The module step does not rerun R. It reads the existing design matrix, metadata, selected effects, interactions, and stability tables. Each module is anchored by selected or bootstrap-stable GMI features, then expanded using feature correlation, contour-neighborhood spatial-lag correlation, and GMI interaction edges. This borrows the useful parts of spatial variable gene, Hotspot/cNMF, graph/niche, and spatial communication workflows while keeping GMI’s supervised S1-vs-S5 interpretation.

Module artifacts include:

spatial_modules.tsv: one row per supervised GMI module.
module_features.tsv: anchors, interaction partners, expanded features, and signed module weights.
module_scores.tsv.gz: contour-level module scores.
module_enrichment.tsv: curated breast/TME pathway overlaps, including CAF/ECM, angiogenesis/pericyte, myeloid/vascular, Notch, IGF/MAPK, Wnt, TGF-beta, CXCL12/CXCR4, CSF1/CSF1R, 11q13, and DCIS/apocrine-luminal sets.
module_spatial_autocorr.tsv: Moran’s I and Geary’s C for each module score.
figures/: optional contour score maps.

Controls and sensitivity runs#

Use the controls before interpreting a selected effect:

RNA-only: checks whether selected genes are sufficient.
Spatial-only: checks whether contour geometry or tissue context predicts the endpoint without RNA.
No-coordinate: removes direct position/context coordinate features.
Label permutation: checks whether signal disappears when labels are broken.
Coordinate shuffle: breaks cell-to-contour spatial membership.
Spatial feature shuffle: preserves RNA while disrupting the spatial block.
All-nonempty sensitivity: includes contours with at least one cell, but keeps QC20 as the primary result.
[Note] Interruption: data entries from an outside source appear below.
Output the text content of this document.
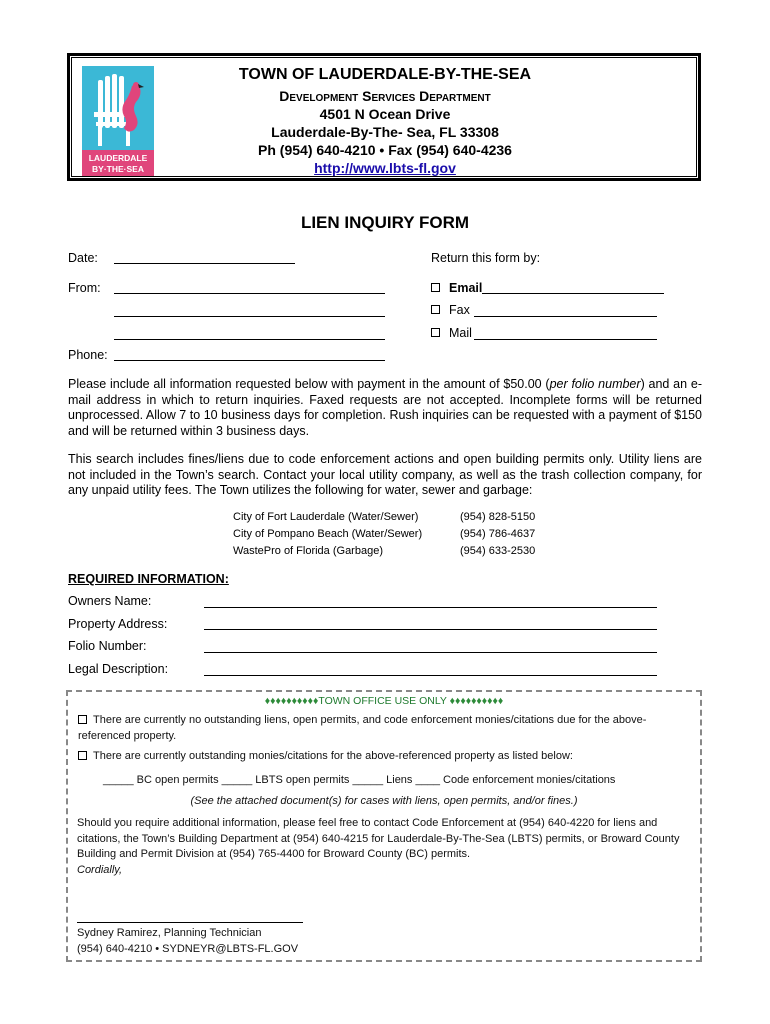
LAUDERDALE
BY·THE·SEA
TOWN OF LAUDERDALE-BY-THE-SEA
Development Services Department
4501 N Ocean Drive
Lauderdale-By-The- Sea, FL 33308
Ph (954) 640-4210 • Fax (954) 640-4236
http://www.lbts-fl.gov
LIEN INQUIRY FORM
Date:
From:
Phone:
Return this form by:
Email
Fax
Mail
Please include all information requested below with payment in the amount of $50.00 (per folio number) and an e-mail address in which to return inquiries. Faxed requests are not accepted. Incomplete forms will be returned unprocessed. Allow 7 to 10 business days for completion. Rush inquiries can be requested with a payment of $150 and will be returned within 3 business days.
This search includes fines/liens due to code enforcement actions and open building permits only. Utility liens are not included in the Town’s search. Contact your local utility company, as well as the trash collection company, for any unpaid utility fees. The Town utilizes the following for water, sewer and garbage:
City of Fort Lauderdale (Water/Sewer)	(954) 828-5150
City of Pompano Beach (Water/Sewer)	(954) 786-4637
WastePro of Florida (Garbage)	(954) 633-2530
REQUIRED INFORMATION:
Owners Name:
Property Address:
Folio Number:
Legal Description:
♦♦♦♦♦♦♦♦♦♦TOWN OFFICE USE ONLY ♦♦♦♦♦♦♦♦♦♦
There are currently no outstanding liens, open permits, and code enforcement monies/citations due for the above-referenced property.
There are currently outstanding monies/citations for the above-referenced property as listed below:
_____ BC open permits _____ LBTS open permits _____ Liens ____ Code enforcement monies/citations
(See the attached document(s) for cases with liens, open permits, and/or fines.)
Should you require additional information, please feel free to contact Code Enforcement at (954) 640-4220 for liens and citations, the Town’s Building Department at (954) 640-4215 for Lauderdale-By-The-Sea (LBTS) permits, or Broward County Building and Permit Division at (954) 765-4400 for Broward County (BC) permits.
Cordially,
Sydney Ramirez, Planning Technician
(954) 640-4210 • SYDNEYR@LBTS-FL.GOV
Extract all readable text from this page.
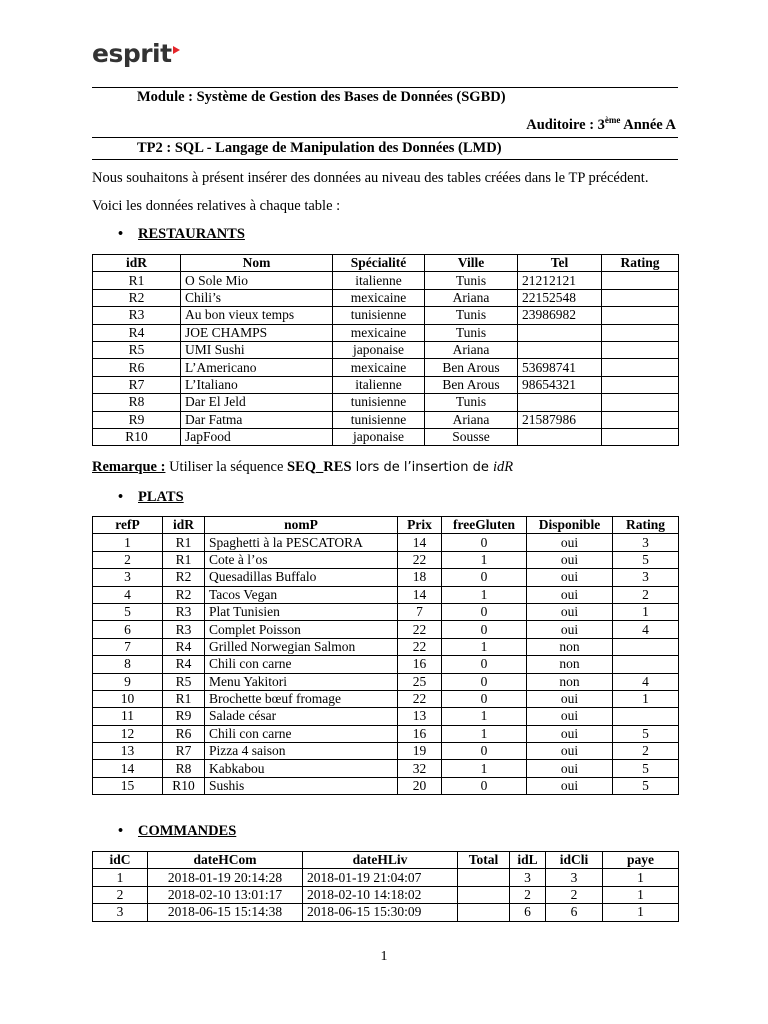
esprit
Module : Système de Gestion des Bases de Données (SGBD)
Auditoire : 3ème Année A
TP2 : SQL - Langage de Manipulation des Données (LMD)
Nous souhaitons à présent insérer des données au niveau des tables créées dans le TP précédent.
Voici les données relatives à chaque table :
• RESTAURANTS
idR	Nom	Spécialité	Ville	Tel	Rating
R1	O Sole Mio	italienne	Tunis	21212121	
R2	Chili’s	mexicaine	Ariana	22152548	
R3	Au bon vieux temps	tunisienne	Tunis	23986982	
R4	JOE CHAMPS	mexicaine	Tunis		
R5	UMI Sushi	japonaise	Ariana		
R6	L’Americano	mexicaine	Ben Arous	53698741	
R7	L’Italiano	italienne	Ben Arous	98654321	
R8	Dar El Jeld	tunisienne	Tunis		
R9	Dar Fatma	tunisienne	Ariana	21587986	
R10	JapFood	japonaise	Sousse		
Remarque : Utiliser la séquence SEQ_RES lors de l’insertion de idR
• PLATS
refP	idR	nomP	Prix	freeGluten	Disponible	Rating
1	R1	Spaghetti à la PESCATORA	14	0	oui	3
2	R1	Cote à l’os	22	1	oui	5
3	R2	Quesadillas Buffalo	18	0	oui	3
4	R2	Tacos Vegan	14	1	oui	2
5	R3	Plat Tunisien	7	0	oui	1
6	R3	Complet Poisson	22	0	oui	4
7	R4	Grilled Norwegian Salmon	22	1	non	
8	R4	Chili con carne	16	0	non	
9	R5	Menu Yakitori	25	0	non	4
10	R1	Brochette bœuf fromage	22	0	oui	1
11	R9	Salade césar	13	1	oui	
12	R6	Chili con carne	16	1	oui	5
13	R7	Pizza 4 saison	19	0	oui	2
14	R8	Kabkabou	32	1	oui	5
15	R10	Sushis	20	0	oui	5
• COMMANDES
idC	dateHCom	dateHLiv	Total	idL	idCli	paye
1	2018-01-19 20:14:28	2018-01-19 21:04:07		3	3	1
2	2018-02-10 13:01:17	2018-02-10 14:18:02		2	2	1
3	2018-06-15 15:14:38	2018-06-15 15:30:09		6	6	1
1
Within-label heterogeneity#

After the main S1-vs-S5 fit, GMI computes a contour heterogeneity score inside each label using standardized RNA and spatial features. When enough contours exist, the top tertile versus bottom tertile becomes a within-label binary GMI task; the middle tertile is held out of fitting.

Interpretation status#

pyXenium.gmi is canonical and public, with a beta caveat for statistical and biological interpretation. The v0.4.1 Atera validation completed on PDC Dardel as an 8-stage Slurm chain. The primary QC20 result used 80 retained contours from 131 S1/S5 endpoint contours and selected NIBAN1 and SORL1.
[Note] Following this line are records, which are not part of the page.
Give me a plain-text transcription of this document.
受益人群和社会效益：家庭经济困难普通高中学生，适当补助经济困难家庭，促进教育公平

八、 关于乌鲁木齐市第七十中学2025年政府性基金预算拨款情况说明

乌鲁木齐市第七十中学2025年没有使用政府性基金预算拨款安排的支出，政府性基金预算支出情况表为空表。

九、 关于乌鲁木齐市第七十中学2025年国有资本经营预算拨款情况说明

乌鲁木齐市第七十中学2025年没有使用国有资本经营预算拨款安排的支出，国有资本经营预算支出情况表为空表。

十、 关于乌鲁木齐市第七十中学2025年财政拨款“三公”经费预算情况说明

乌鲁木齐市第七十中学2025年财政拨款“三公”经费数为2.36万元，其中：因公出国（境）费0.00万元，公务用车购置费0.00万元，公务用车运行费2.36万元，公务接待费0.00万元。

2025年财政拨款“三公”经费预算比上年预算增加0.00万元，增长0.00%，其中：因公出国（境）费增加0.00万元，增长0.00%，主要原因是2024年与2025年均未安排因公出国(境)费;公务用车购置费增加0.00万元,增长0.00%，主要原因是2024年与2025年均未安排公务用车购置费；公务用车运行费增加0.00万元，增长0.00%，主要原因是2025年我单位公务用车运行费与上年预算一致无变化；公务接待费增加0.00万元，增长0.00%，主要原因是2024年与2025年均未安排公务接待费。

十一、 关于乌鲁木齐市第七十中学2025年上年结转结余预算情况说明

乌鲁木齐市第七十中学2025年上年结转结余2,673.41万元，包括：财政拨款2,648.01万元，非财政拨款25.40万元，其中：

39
The validation pattern supports this readout:

RNA-only QC20 selected NIBAN1 and SORL1, so the primary signal is carried by expression features.
No-coordinate QC20 again selected NIBAN1 and SORL1, arguing against a direct centroid or slide-position artifact.
Spatial-only QC20 selected luminal-like amorphous DCIS composition features with no coordinate main effects, so spatial predictive signal is mostly endpoint composition/context.
Top1000 QC20 kept SORL1, introduced EFHD1, and retained bootstrap support for NIBAN1, so the expanded RNA budget is supportive but less sparse-stable than the primary model.
All-nonempty sensitivity switched to 11q13 invasive tumor cell composition features, showing that low-cell contours can alter the sparse model.
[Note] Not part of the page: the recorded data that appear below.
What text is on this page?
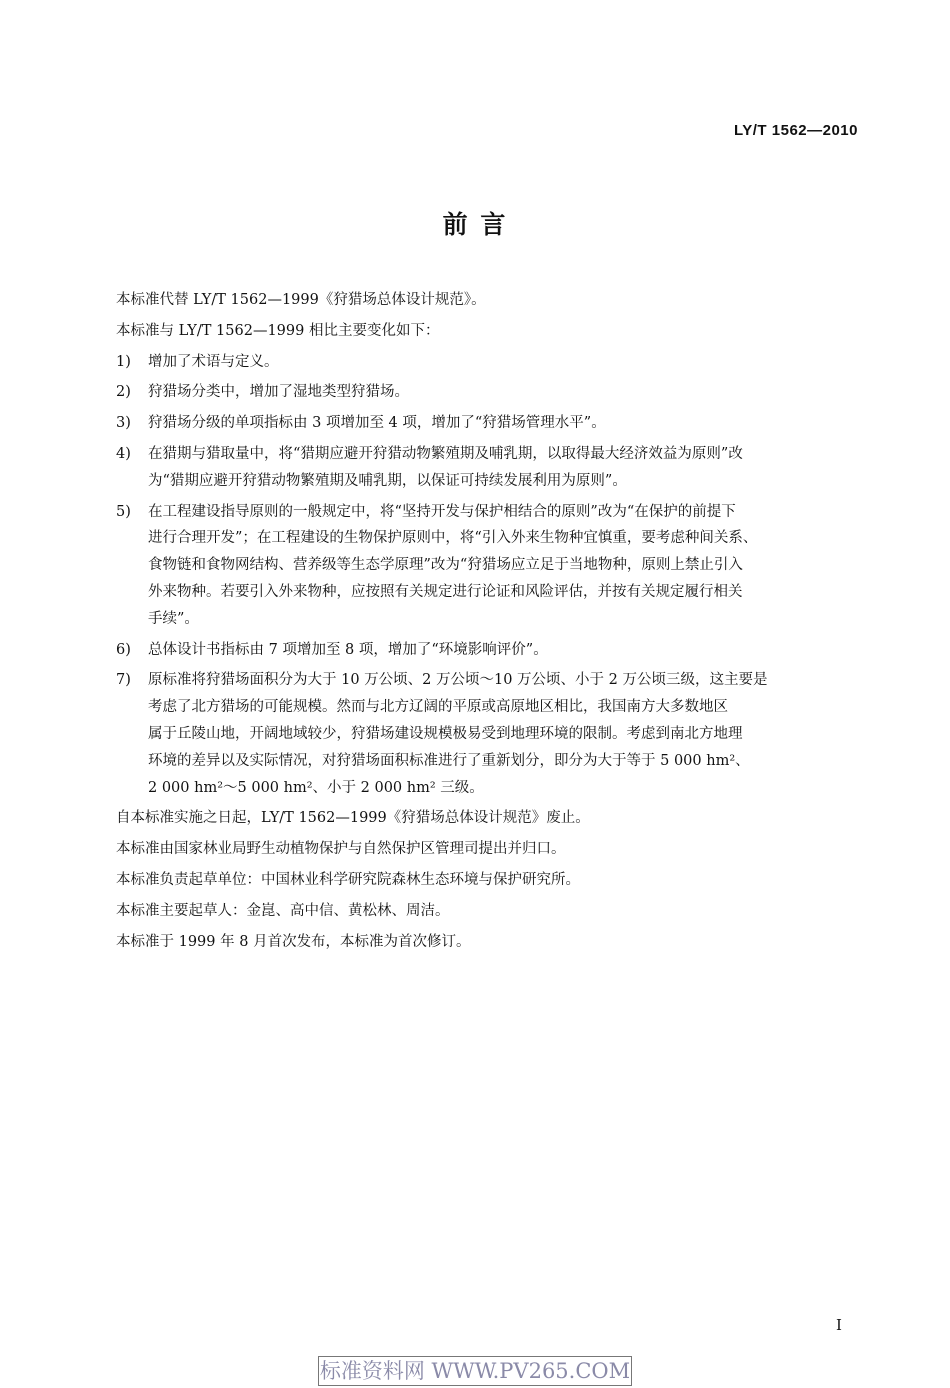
LY/T 1562—2010
前 言
本标准代替 LY/T 1562—1999《狩猎场总体设计规范》。
本标准与 LY/T 1562—1999 相比主要变化如下：
1) 增加了术语与定义。
2) 狩猎场分类中，增加了湿地类型狩猎场。
3) 狩猎场分级的单项指标由 3 项增加至 4 项，增加了“狩猎场管理水平”。
4) 在猎期与猎取量中，将“猎期应避开狩猎动物繁殖期及哺乳期，以取得最大经济效益为原则”改
为“猎期应避开狩猎动物繁殖期及哺乳期，以保证可持续发展利用为原则”。
5) 在工程建设指导原则的一般规定中，将“坚持开发与保护相结合的原则”改为“在保护的前提下
进行合理开发”；在工程建设的生物保护原则中，将“引入外来生物种宜慎重，要考虑种间关系、
食物链和食物网结构、营养级等生态学原理”改为“狩猎场应立足于当地物种，原则上禁止引入
外来物种。若要引入外来物种，应按照有关规定进行论证和风险评估，并按有关规定履行相关
手续”。
6) 总体设计书指标由 7 项增加至 8 项，增加了“环境影响评价”。
7) 原标准将狩猎场面积分为大于 10 万公顷、2 万公顷～10 万公顷、小于 2 万公顷三级，这主要是
考虑了北方猎场的可能规模。然而与北方辽阔的平原或高原地区相比，我国南方大多数地区
属于丘陵山地，开阔地域较少，狩猎场建设规模极易受到地理环境的限制。考虑到南北方地理
环境的差异以及实际情况，对狩猎场面积标准进行了重新划分，即分为大于等于 5 000 hm²、
2 000 hm²～5 000 hm²、小于 2 000 hm² 三级。
自本标准实施之日起，LY/T 1562—1999《狩猎场总体设计规范》废止。
本标准由国家林业局野生动植物保护与自然保护区管理司提出并归口。
本标准负责起草单位：中国林业科学研究院森林生态环境与保护研究所。
本标准主要起草人：金崑、高中信、黄松林、周洁。
本标准于 1999 年 8 月首次发布，本标准为首次修订。
I
标准资料网 WWW.PV265.COM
For biological interpretation, treat QC20 as the primary result: S1 invasive tumor/CAF versus S5 apocrine-luminal DCIS is best summarized as an S5/DCIS RNA program led by NIBAN1 and SORL1. CAF/ECM remodeling, angiogenesis/pericyte, myeloid-vascular context, Notch, IGF/MAPK, Wnt, and TGF-beta programs were not selected as primary sparse drivers in this validation, though they remain candidate axes for larger datasets and follow-up biology. The fresh PDC module validation completed the next check: NIBAN1 and SORL1 collapse into one S5/DCIS module with strong spatial autocorrelation, RNA-only and no-coordinate controls retain the same module, and the spatial-only module is driven by luminal-like amorphous DCIS composition rather than direct coordinate features.